ANNOUNCEMENT: You can find the new home of CEPA's StratCom Program here.

Latvia - February 29 – March 6 2016

  • Share on Facebook
  • Share on Twitter

News outlet: Pervyj Baltiskij kanal

Date: 2 March 2016

Title: Пикет в поддержку Лайлы Брице


The false fact or narrative: On 2 March, Latvia’s most popular Russian-language TV channel, Pervyj Baltiskij kanal (PBK) reported on a protest at the Latvian Ministry of Foreign Affairs in Riga. The rally was in support of Laila Brice, a Latvian resident of Great Britain who had been arrested for hiding in her home a woman with a four-month-old baby. UK authorities thought Brice had information about the woman’s whereabouts but was keeping it from them. PBK reported that protesters had accused the Ministry of Foreign Affairs of ignorance regarding the case, and criticized British authorities for excessive control over the raising of children—and for their cruel attitude towards Brice.

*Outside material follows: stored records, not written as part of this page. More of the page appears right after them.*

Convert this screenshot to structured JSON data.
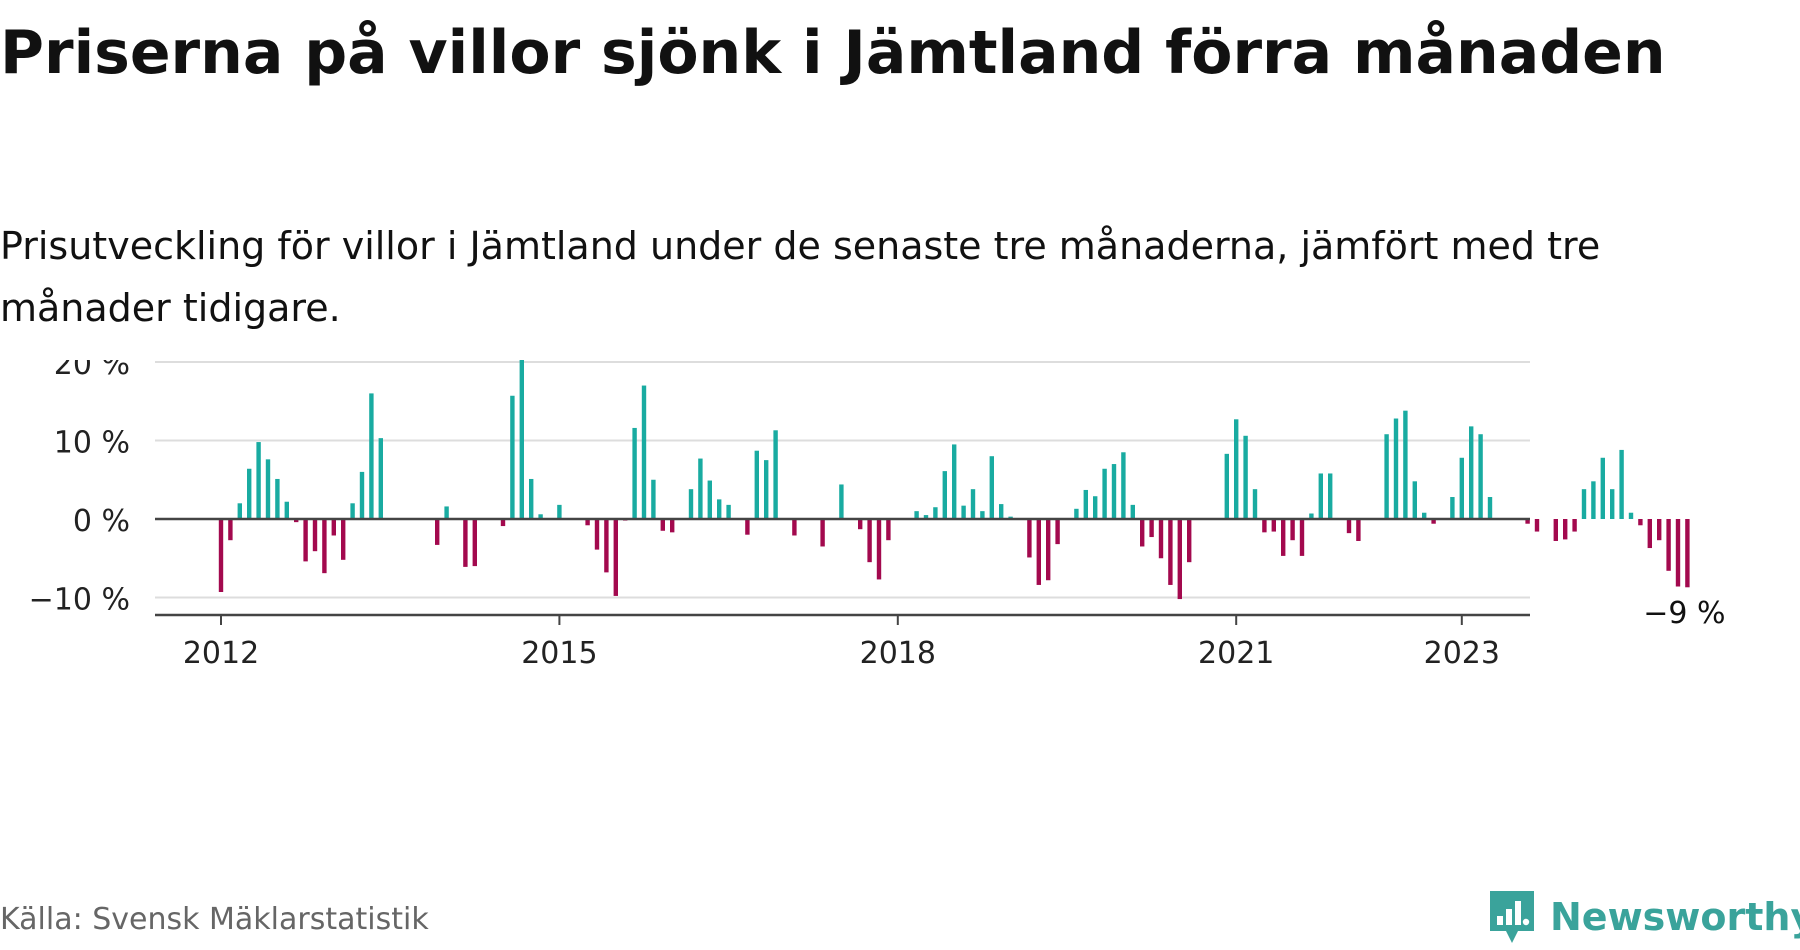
{
  "title": "Priserna på villor sjönk i Jämtland förra månaden",
  "subtitle": "Prisutveckling för villor i Jämtland under de senaste tre månaderna, jämfört med tre månader tidigare.",
  "source": "Källa: Svensk Mäklarstatistik",
  "brand": {
    "name": "Newsworthy",
    "icon": "newsworthy-logo-icon",
    "color": "#3aa39b"
  },
  "colors": {
    "positive": "#19aba1",
    "negative": "#a3094e",
    "grid": "#dddddd",
    "axis": "#444444"
  },
  "chart_data": {
    "type": "bar",
    "title": "",
    "xlabel": "",
    "ylabel": "",
    "ylim": [
      -12,
      20
    ],
    "yticks": [
      -10,
      0,
      10,
      20
    ],
    "ytick_labels": [
      "−10 %",
      "0 %",
      "10 %",
      "20 %"
    ],
    "xticks": [
      {
        "label": "2012",
        "year": 2012,
        "month": 1
      },
      {
        "label": "2015",
        "year": 2015,
        "month": 1
      },
      {
        "label": "2018",
        "year": 2018,
        "month": 1
      },
      {
        "label": "2021",
        "year": 2021,
        "month": 1
      },
      {
        "label": "2023",
        "year": 2023,
        "month": 1
      }
    ],
    "start": {
      "year": 2012,
      "month": 1
    },
    "values": [
      -9.3,
      -2.7,
      2.0,
      6.4,
      9.8,
      7.6,
      5.1,
      2.2,
      -0.4,
      -5.4,
      -4.1,
      -6.9,
      -2.1,
      -5.2,
      2.0,
      6.0,
      16.0,
      10.3,
      null,
      null,
      null,
      null,
      null,
      -3.3,
      1.6,
      null,
      -6.1,
      -6.0,
      null,
      null,
      -0.9,
      15.7,
      20.3,
      5.1,
      0.6,
      null,
      1.8,
      null,
      null,
      -0.8,
      -3.9,
      -6.8,
      -9.8,
      -0.2,
      11.6,
      17.0,
      5.0,
      -1.5,
      -1.7,
      null,
      3.8,
      7.7,
      4.9,
      2.5,
      1.8,
      null,
      -2.0,
      8.7,
      7.5,
      11.3,
      null,
      -2.1,
      null,
      null,
      -3.5,
      null,
      4.4,
      null,
      -1.3,
      -5.5,
      -7.7,
      -2.7,
      null,
      null,
      1.0,
      0.5,
      1.5,
      6.1,
      9.5,
      1.7,
      3.8,
      1.0,
      8.0,
      1.9,
      0.3,
      null,
      -4.9,
      -8.4,
      -7.8,
      -3.2,
      null,
      1.3,
      3.7,
      2.9,
      6.4,
      7.0,
      8.5,
      1.8,
      -3.5,
      -2.3,
      -5.0,
      -8.4,
      -10.2,
      -5.5,
      null,
      null,
      null,
      8.3,
      12.7,
      10.6,
      3.8,
      -1.7,
      -1.6,
      -4.7,
      -2.7,
      -4.7,
      0.7,
      5.8,
      5.8,
      null,
      -1.8,
      -2.8,
      null,
      null,
      10.8,
      12.8,
      13.8,
      4.8,
      0.8,
      -0.6,
      null,
      2.8,
      7.8,
      11.8,
      10.8,
      2.8,
      null,
      null,
      null,
      -0.6,
      -1.6,
      null,
      -2.8,
      -2.6,
      -1.6,
      3.8,
      4.8,
      7.8,
      3.8,
      8.8,
      0.8,
      -0.8,
      -3.7,
      -2.7,
      -6.6,
      -8.6,
      -8.7
    ],
    "end_label": "−9 %",
    "grid": true,
    "legend": "none"
  }
}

The truth: The Brice case has a long history dating back to 2009, when her 22-month-old daughter was taken away after British officials concluded that Brice was unable to properly care for her child. Later on, a British family adopted the baby. Concerning the demonstration, the PBK journalist only interviewed participants who evidently supported Brice’s interpretation of why she was arrested—thereby framing her as the victim of official Latvian ignorance and uncaring British arbitrariness. Moreover, the voiceover also clearly suggested that the journalist supports Brice’s perspective. In fact, the news story did not explain why Brice was arrested; instead, it emphasized the way she was detained and the consequences of her detention. Nor did it provide any contextual information on why authorities prevented Brice from raising her own daughter, which made the adoption possible. According to information contained in court materials, in September 2009 police arrested Brice at 1 a.m. for being intoxicated while pushing a stroller with her daughter in it. On 10 March 10, Brice’s landlord summoned police to the woman’s apartment, where they found her 22-month-old girl alone, filthy and neglected.

Technique: The journalist selected only those “voices” which were sympathetic with Brice’s position while downplaying any contextual information that might challenge Brice’s narrative or obfuscate her image.

Audience: The citizens of Latvia.

Analysis: Latvia’s media, particularly Russian-language news outlets, have reported extensively on the misfortunes of the former journalist of „Moskovskyj komsomolec”, Laila Brice. Over the past two months, they have expressed explicit or tacit support for Brice. The PBK story, however, illustrates how the case has become an impetus for larger strategic narratives—that is to say, such news demonizes the UK and illuminates the abnormality of juvenile justice as imposed by liberals. Such views color many news stories, echoing Russia’s anti-Western disinformation agenda. They discredit the West (in this specific case, Britain) and demonstrate how mythical liberals threaten imagined traditionalist values, in this case with respect to the upbringing of children. Indeed, the protection of family values, as investigative journalists have demonstrated, has become a salient topic of pro-Russian activists in Latvia. Notably, in recent years Igors Pimenovs, a lawmaker from Harmony—Latvia’s largest Russian ethnic party, which has consistently advocated pro-Kremlin positions—has become the political guardian of Brice’s interests.